Compound 2a. IR: 1596, 1496 cm-1. 1H NMR (CDCl3): δ = 0.86 (t, J = 6.83 Hz, 3 H), 1.21-1.30 (m, 10 H), 1.44-1.55 (m, 2 H), 2.49 (t, J = 7.81 Hz, 2 H), 6.04-6.06 (m, 1 H), 6.21 (t, J = 2.93 Hz, 1 H), 6.67-6.69 (m, 1 H), 7.22 (d, J = 8.79 Hz, 2 H), 7.39 (d, J = 8.79 Hz, 2 H). 13C NMR (CDCl3): δ = 14.08, 22.63, 26.65, 29.13, 29.27, 29.30, 31.57, 31.80, 107.10, 108.26, 121.30, 127.30, 129.18, 132.77, 134.21, 139.06. HRMS: calcd for C18H24NCl: 289.1597. Found: 289.1597.
Compound 2e.

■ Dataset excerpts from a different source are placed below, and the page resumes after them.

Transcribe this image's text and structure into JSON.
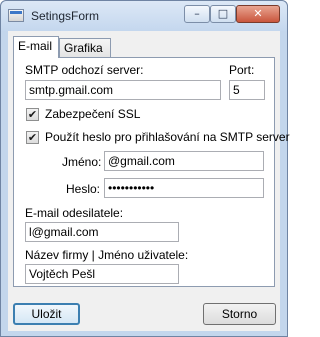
{
  "window": {
    "title": "SetingsForm",
    "minimize_glyph": "–",
    "maximize_glyph": "□",
    "close_glyph": "✕"
  },
  "tabs": [
    {
      "label": "E-mail",
      "active": true
    },
    {
      "label": "Grafika",
      "active": false
    }
  ],
  "smtp": {
    "server_label": "SMTP odchozí server:",
    "server_value": "smtp.gmail.com",
    "port_label": "Port:",
    "port_value": "5"
  },
  "options": {
    "ssl_label": "Zabezpečení SSL",
    "ssl_checked": true,
    "auth_label": "Použít heslo pro přihlašování na SMTP server",
    "auth_checked": true,
    "check_glyph": "✔"
  },
  "credentials": {
    "username_label": "Jméno:",
    "username_value": "@gmail.com",
    "password_label": "Heslo:",
    "password_value": "•••••••••••"
  },
  "sender": {
    "email_label": "E-mail odesilatele:",
    "email_value": "l@gmail.com",
    "name_label": "Název firmy | Jméno uživatele:",
    "name_value": "Vojtěch Pešl"
  },
  "buttons": {
    "save": "Uložit",
    "cancel": "Storno"
  },
  "colors": {
    "frame": "#c3d6ec",
    "close_button": "#c9563d",
    "default_button_border": "#3c7fb1"
  }
}
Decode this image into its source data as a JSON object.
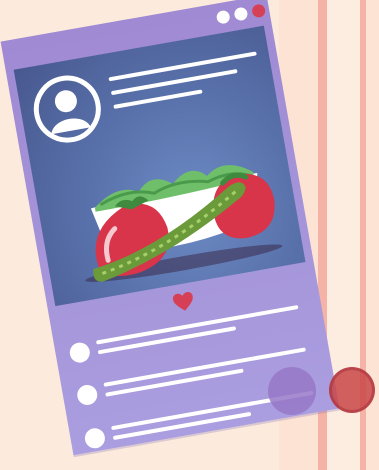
{
  "window": {
    "controls": [
      "dot-white",
      "dot-white",
      "dot-red"
    ]
  },
  "post": {
    "avatar_icon": "user-avatar-icon",
    "image_subject": "salad-illustration",
    "like_icon": "heart-icon",
    "like_color": "#d64056",
    "comment_count": 3
  },
  "colors": {
    "card": "#a797db",
    "photo_bg": "#5a73ad",
    "accent_red": "#d64056",
    "background": "#fcebdc"
  }
}
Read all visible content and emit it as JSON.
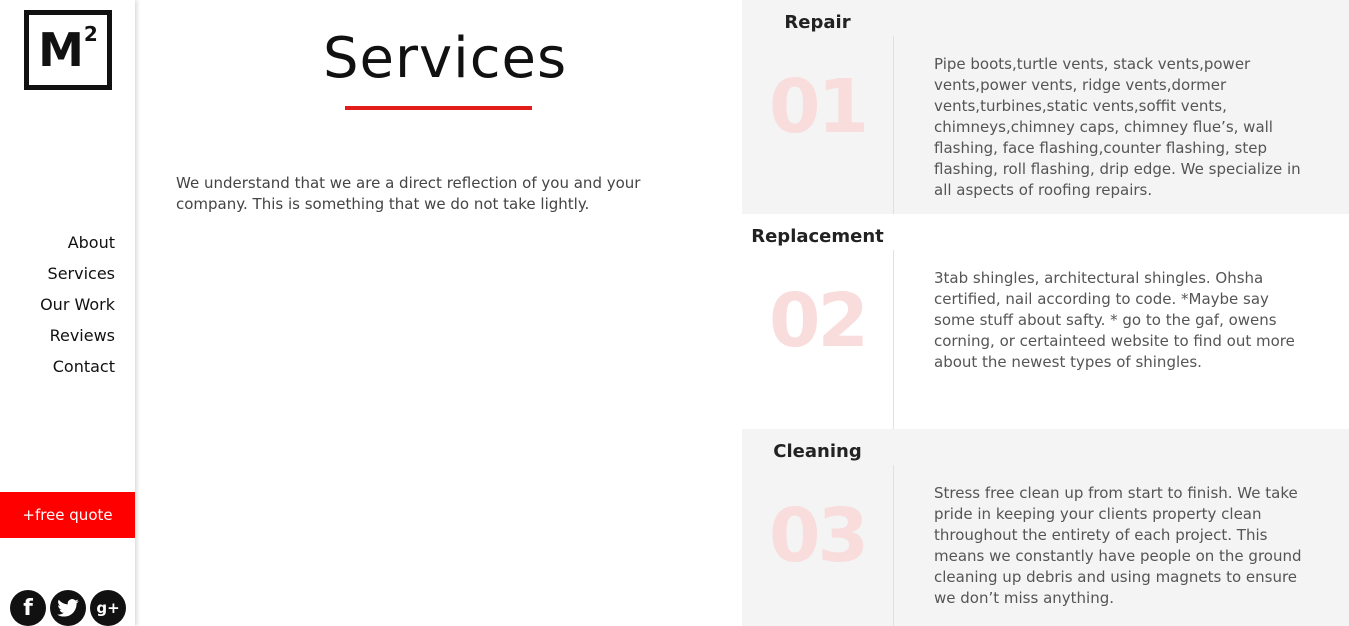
{
  "logo": {
    "main": "M",
    "sup": "2"
  },
  "nav": {
    "items": [
      {
        "label": "About"
      },
      {
        "label": "Services"
      },
      {
        "label": "Our Work"
      },
      {
        "label": "Reviews"
      },
      {
        "label": "Contact"
      }
    ]
  },
  "quote_button": {
    "label": "+free quote"
  },
  "social": [
    {
      "name": "facebook-icon",
      "glyph": "f"
    },
    {
      "name": "twitter-icon",
      "glyph": "t"
    },
    {
      "name": "google-plus-icon",
      "glyph": "g+"
    }
  ],
  "page": {
    "title": "Services",
    "intro": "We understand that we are a direct reflection of you and your company. This is something that we do not take lightly."
  },
  "services": [
    {
      "heading": "Repair",
      "number": "01",
      "text": "Pipe boots,turtle vents, stack vents,power vents,power vents, ridge vents,dormer vents,turbines,static vents,soffit vents, chimneys,chimney caps, chimney flue’s, wall flashing, face flashing,counter flashing, step flashing, roll flashing, drip edge. We specialize in all aspects of roofing repairs."
    },
    {
      "heading": "Replacement",
      "number": "02",
      "text": "3tab shingles, architectural shingles. Ohsha certified, nail according to code. *Maybe say some stuff about safty. * go to the gaf, owens corning, or certainteed website to find out more about the newest types of shingles."
    },
    {
      "heading": "Cleaning",
      "number": "03",
      "text": "Stress free clean up from start to finish. We take pride in keeping your clients property clean throughout the entirety of each project. This means we constantly have people on the ground cleaning up debris and using magnets to ensure we don’t miss anything."
    }
  ],
  "colors": {
    "accent": "#ff0000",
    "underline": "#e21b1b",
    "number_watermark": "#f9dcdc",
    "panel_gray": "#f4f4f4"
  }
}
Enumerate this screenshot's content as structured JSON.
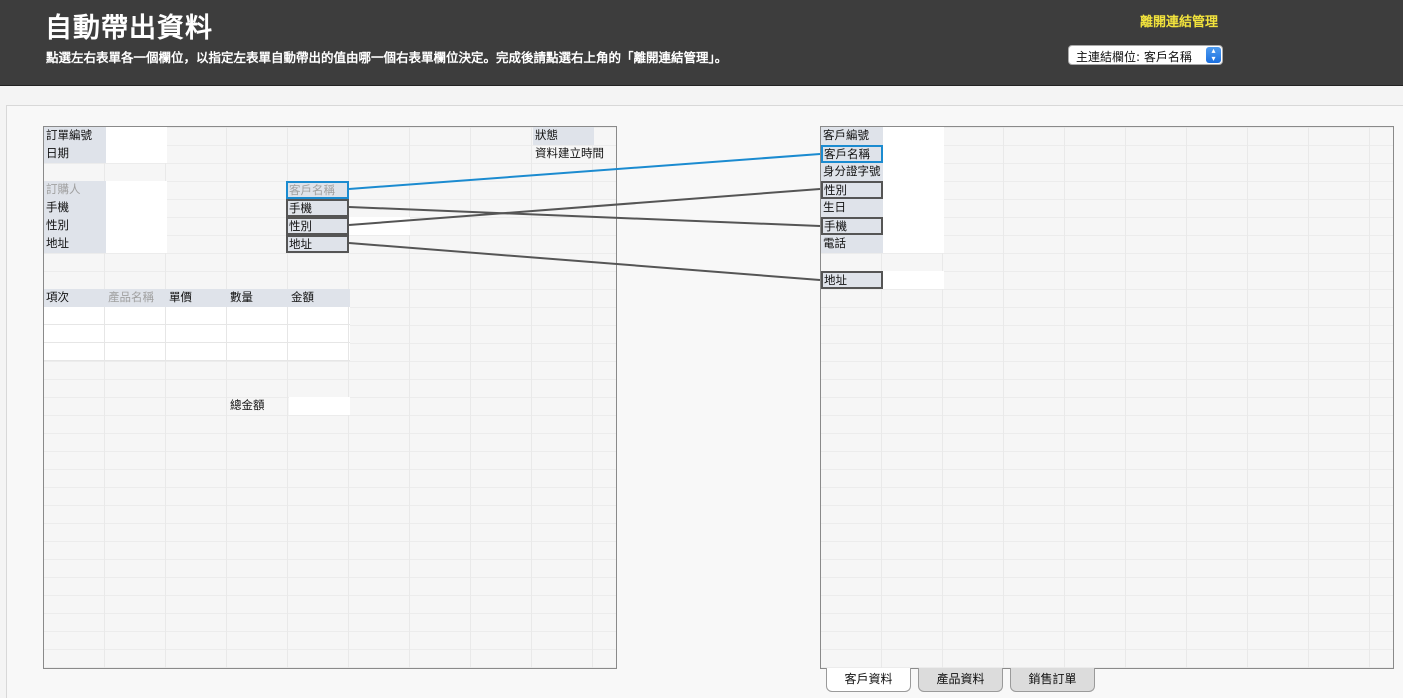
{
  "header": {
    "title": "自動帶出資料",
    "subtitle": "點選左右表單各一個欄位，以指定左表單自動帶出的值由哪一個右表單欄位決定。完成後請點選右上角的「離開連結管理」。",
    "exit_link": "離開連結管理",
    "primary_link_select": "主連結欄位: 客戶名稱"
  },
  "left_form": {
    "order_no_label": "訂單編號",
    "date_label": "日期",
    "status_label": "狀態",
    "created_time_label": "資料建立時間",
    "buyer_label": "訂購人",
    "mobile_label": "手機",
    "gender_label": "性別",
    "address_label": "地址",
    "customer_name_link": "客戶名稱",
    "mobile_link": "手機",
    "gender_link": "性別",
    "address_link": "地址",
    "col_item": "項次",
    "col_product_name": "產品名稱",
    "col_unit_price": "單價",
    "col_quantity": "數量",
    "col_amount": "金額",
    "total_label": "總金額"
  },
  "right_form": {
    "customer_no_label": "客戶編號",
    "customer_name_label": "客戶名稱",
    "id_no_label": "身分證字號",
    "gender_label": "性別",
    "birthday_label": "生日",
    "mobile_label": "手機",
    "phone_label": "電話",
    "address_label": "地址"
  },
  "links": [
    {
      "from": "客戶名稱",
      "to": "客戶名稱",
      "primary": true
    },
    {
      "from": "手機",
      "to": "手機",
      "primary": false
    },
    {
      "from": "性別",
      "to": "性別",
      "primary": false
    },
    {
      "from": "地址",
      "to": "地址",
      "primary": false
    }
  ],
  "tabs": [
    {
      "label": "客戶資料",
      "active": true
    },
    {
      "label": "產品資料",
      "active": false
    },
    {
      "label": "銷售訂單",
      "active": false
    }
  ],
  "colors": {
    "header_bg": "#3d3d3d",
    "exit_link": "#f2e33c",
    "primary_link": "#1b8bd0",
    "secondary_link": "#555555",
    "label_bg": "#dfe3ea"
  }
}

IR: 1496 cm-1. 1H NMR (CDCl3): δ = 1.75-1.87 (m, 2 H), 2.51-2.59 (m, 4 H), 6.06-6.09 (m, 1 H), 6.18-6.21 (m, 1 H), 6.66-6.68 (m, 1 H), 7.05-7.35 (m, 9 H). 13C NMR (CDCl3): δ = 26.09, 30.67, 35.29, 107.39, 108.32, 121.46, 125.71, 127.19, 128.25, 128.31, 129.20, 132.76, 133.49, 138.87, 141.86. HRMS: calcd for C19H18NCl: 295.1128. Found: 295.1125.
Compound 2f. IR: 1600, 1492 cm-1. 1H NMR (CDCl3): δ = 6.35-6.38 (m, 1 H), 6.42-6.44 (m, 1 H), 6.90-6.91 (m, 1 H), 7.09 (d, J = 8.40 Hz, 2 H), 7.13-7.24 (m, 5 H), 7.28 (d, J = 8.40 Hz, 2 H). 13C NMR (CDCl3): δ = 109.60, 110.99, 124.16, 126.49, 126.76, 128.18, 128.32, 129.13, 132.19, 132.59, 133.79, 139.01. HRMS: calcd for C16H12NCl: 253.0658. Found: 253.0653.
It seems that chlorodibutyltin amide moiety (Bu2ClSnN-) does not has enough nucleophilicity to cause cyclization because of the electron withdrawing character of Cl-substituent (entry 4).